"Platoon" should be in video stores tomorrow, following an out-of-court settlement reached last weekend that gave HBO Video temporary rights to distribute the movie and left Vestron Video $15.7 million richer. Under the terms of the agreement, HBO can market tapes of "Platoon" and "Hoosiers," another disputed film, through August. Come September, Vestron is free to market both tapes for the next 10 years (although it can't actually ship them until mid-October); because the settlement exempts Vestron from any royalty payments on either feature, prices on the two tapes are expected to be extremely low -- less than $20 -- once Vestron takes them over.
The settlement -- which also gives Vestron royalty-free rights to another Hemdale release, the James Woods thriller "Best Seller" -- was dubbed a "fair and reasonable compensation" by Vestron President Jon Peisinger, despite the apparent likelihood of a decision in Vestron's favor if the case had proceeded to trial. "The signs were clearly indicative of a Vestron victory down the road," says Peisinger, "but that was down the road nonetheless."
Just who paid that $15.7 million remains unclear, although it is thought to have come out of the pockets of both Hemdale and HBO. The agreement, which involved all three companies, simply stipulates that Vestron receive the sum, which was paid in two cashier's checks.

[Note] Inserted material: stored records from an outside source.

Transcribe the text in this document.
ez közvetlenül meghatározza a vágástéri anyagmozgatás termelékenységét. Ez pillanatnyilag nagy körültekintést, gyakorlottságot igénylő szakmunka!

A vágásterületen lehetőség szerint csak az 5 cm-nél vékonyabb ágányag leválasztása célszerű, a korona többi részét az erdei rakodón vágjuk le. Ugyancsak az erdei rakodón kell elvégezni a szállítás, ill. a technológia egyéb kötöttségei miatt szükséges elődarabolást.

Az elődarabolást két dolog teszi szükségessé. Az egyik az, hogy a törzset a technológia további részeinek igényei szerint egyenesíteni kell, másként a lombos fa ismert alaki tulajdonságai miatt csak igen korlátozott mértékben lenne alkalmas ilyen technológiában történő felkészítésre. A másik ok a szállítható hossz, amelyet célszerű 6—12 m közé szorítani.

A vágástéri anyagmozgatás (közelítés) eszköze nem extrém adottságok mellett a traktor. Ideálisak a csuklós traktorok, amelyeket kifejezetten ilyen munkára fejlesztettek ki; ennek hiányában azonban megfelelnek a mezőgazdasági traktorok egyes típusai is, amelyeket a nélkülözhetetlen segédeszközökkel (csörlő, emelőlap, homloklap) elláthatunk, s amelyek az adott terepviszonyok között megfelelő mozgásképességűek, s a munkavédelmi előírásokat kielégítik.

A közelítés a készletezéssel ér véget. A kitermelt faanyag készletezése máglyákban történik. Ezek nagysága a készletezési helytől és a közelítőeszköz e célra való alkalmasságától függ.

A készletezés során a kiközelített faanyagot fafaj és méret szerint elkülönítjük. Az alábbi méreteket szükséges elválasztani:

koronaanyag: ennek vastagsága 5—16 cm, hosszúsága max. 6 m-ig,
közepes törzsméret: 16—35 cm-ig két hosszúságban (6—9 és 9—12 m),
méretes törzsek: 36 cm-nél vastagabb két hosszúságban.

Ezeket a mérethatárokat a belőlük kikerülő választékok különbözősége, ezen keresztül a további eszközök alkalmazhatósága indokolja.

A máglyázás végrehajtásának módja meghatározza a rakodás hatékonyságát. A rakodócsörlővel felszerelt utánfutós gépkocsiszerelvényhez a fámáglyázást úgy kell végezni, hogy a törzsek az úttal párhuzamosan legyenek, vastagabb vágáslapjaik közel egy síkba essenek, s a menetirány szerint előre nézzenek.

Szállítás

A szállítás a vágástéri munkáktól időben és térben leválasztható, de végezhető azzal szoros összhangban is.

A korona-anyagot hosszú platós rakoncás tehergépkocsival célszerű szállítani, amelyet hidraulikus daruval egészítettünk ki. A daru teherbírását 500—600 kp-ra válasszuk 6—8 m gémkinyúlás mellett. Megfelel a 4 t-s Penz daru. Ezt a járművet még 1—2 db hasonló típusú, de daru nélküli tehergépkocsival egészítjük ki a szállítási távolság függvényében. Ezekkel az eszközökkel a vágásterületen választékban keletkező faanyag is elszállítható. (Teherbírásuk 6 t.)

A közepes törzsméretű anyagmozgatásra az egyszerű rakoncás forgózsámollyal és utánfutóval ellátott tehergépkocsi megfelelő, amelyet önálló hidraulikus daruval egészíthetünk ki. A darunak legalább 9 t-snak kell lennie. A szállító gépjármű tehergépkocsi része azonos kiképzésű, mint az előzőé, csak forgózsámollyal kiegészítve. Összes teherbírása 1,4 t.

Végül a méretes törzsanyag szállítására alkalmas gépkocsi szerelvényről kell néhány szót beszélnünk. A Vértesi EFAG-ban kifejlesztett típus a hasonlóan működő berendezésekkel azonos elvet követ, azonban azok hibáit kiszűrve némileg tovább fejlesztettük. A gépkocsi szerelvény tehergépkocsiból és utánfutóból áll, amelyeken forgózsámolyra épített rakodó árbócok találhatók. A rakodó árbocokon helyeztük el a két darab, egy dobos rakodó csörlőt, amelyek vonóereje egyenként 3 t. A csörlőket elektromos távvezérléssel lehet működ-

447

HBO plans to keep "Platoon's" $99.95 price tag as well as the Jeep "tribute," a 45-second testimonial by Lee Iacocca that precedes the feature. HBO is legally free to reduce that price between now and September, but HBO Video President Frank O'Connell says the company has no plans to do so. O'Connell wants to "provide the most protection to the retailers," who have been caught in the crossfire the past few months, and a sudden price drop would irritate those who made a large initial investment in the tape. To shore up the value of the tapes, HBO has delayed the movie's pay cable debut from March to September.
O'Connell says that he would "unquestionably" be willing to deal with Hemdale again, and that contests over home video rights are likely to be an issue in the future, "especially when the movies are worth fighting for." Vestron's Peisinger, on the other hand, "would have to think long and hard" before doing business again with Hemdale, which sold "Platoon" rights to HBO long after Vestron thought it had purchased them.
By the time somebody decided that its generous helpings of revenge, remorse and revolution added up to the perfect recipe for a musical, Victor Hugo's classic "Les Mise'rables" had gone before the movie cameras at least 11 times, including a 1927 French silent production that ran more than seven hours. Five of the films were in English, and two of those come out on home video today. The better of the two is the 1935 black-and-white version with classic performances from Fredric March as Jean Valjean and Charles Laughton as Javert; director Richard Boleslawski managed to tell the familiar tale in less than two hours, culminating in a happy ending (Valjean lives). A 1978 British version takes the epic (150 minutes) color-spectacular approach with an odd casting twist: "Psycho's" Anthony Perkins brings his bag of tics to the role of the evil Javert, playing against Richard Jordan's Valjean. Each tape will retail for $59.98.
Brando, Bette and the Duke
One of home video's greatest selling points is that it revives those old movies that you have to see to believe that they were actually filmed. A pair of next week's low-priced ($19.98) releases are cases in point. Marlon Brando may not leap to mind as the logical choice to play Napoleon Bonaparte, but he apparently fit the bill (and the uniform) for "Desiree," a 1954 romance costarring Jean Simmons. The pair never quite get together, and the film concludes with Simmons talking Brando into laying down his sword and packing off to St. Helena. Bette Davis and Joan Collins square off in an Elizabethan love triangle in "The Virgin Queen" (1955) with Davis in the title role and Richard Todd as the spoils (Sir Walter Raleigh); as the title suggests, Davis loses.
Bothfilms -- along with the World War II adventure "Morituri" (1965) starring Brando and "Phone Call From a Stranger" (1952) with Davis as a crippled widow -- are the latest additions to Key Video's low-priced Brando and Davis collections. Next week Key launches a John Wayne collection with seven $19.98 tapes. Two of the films are new to video: "The Big Trail" (1930), Wayne's first feature film, whose experimental wide-screen color format was scaled down for its black-and-white theatrical (and home video, unfortunately) release; and "The Barbarian and the Geisha" (1958) a 19th-century Japanese adventure directed by John Huston. Also included are "North to Alaska" (1960), "The Comancheros" (1961), "Rio Lobo" (1970) directed by Howard Hawks, "The Undefeated" (1969, costarring Rock Hudson) and "Big Jake" (1971).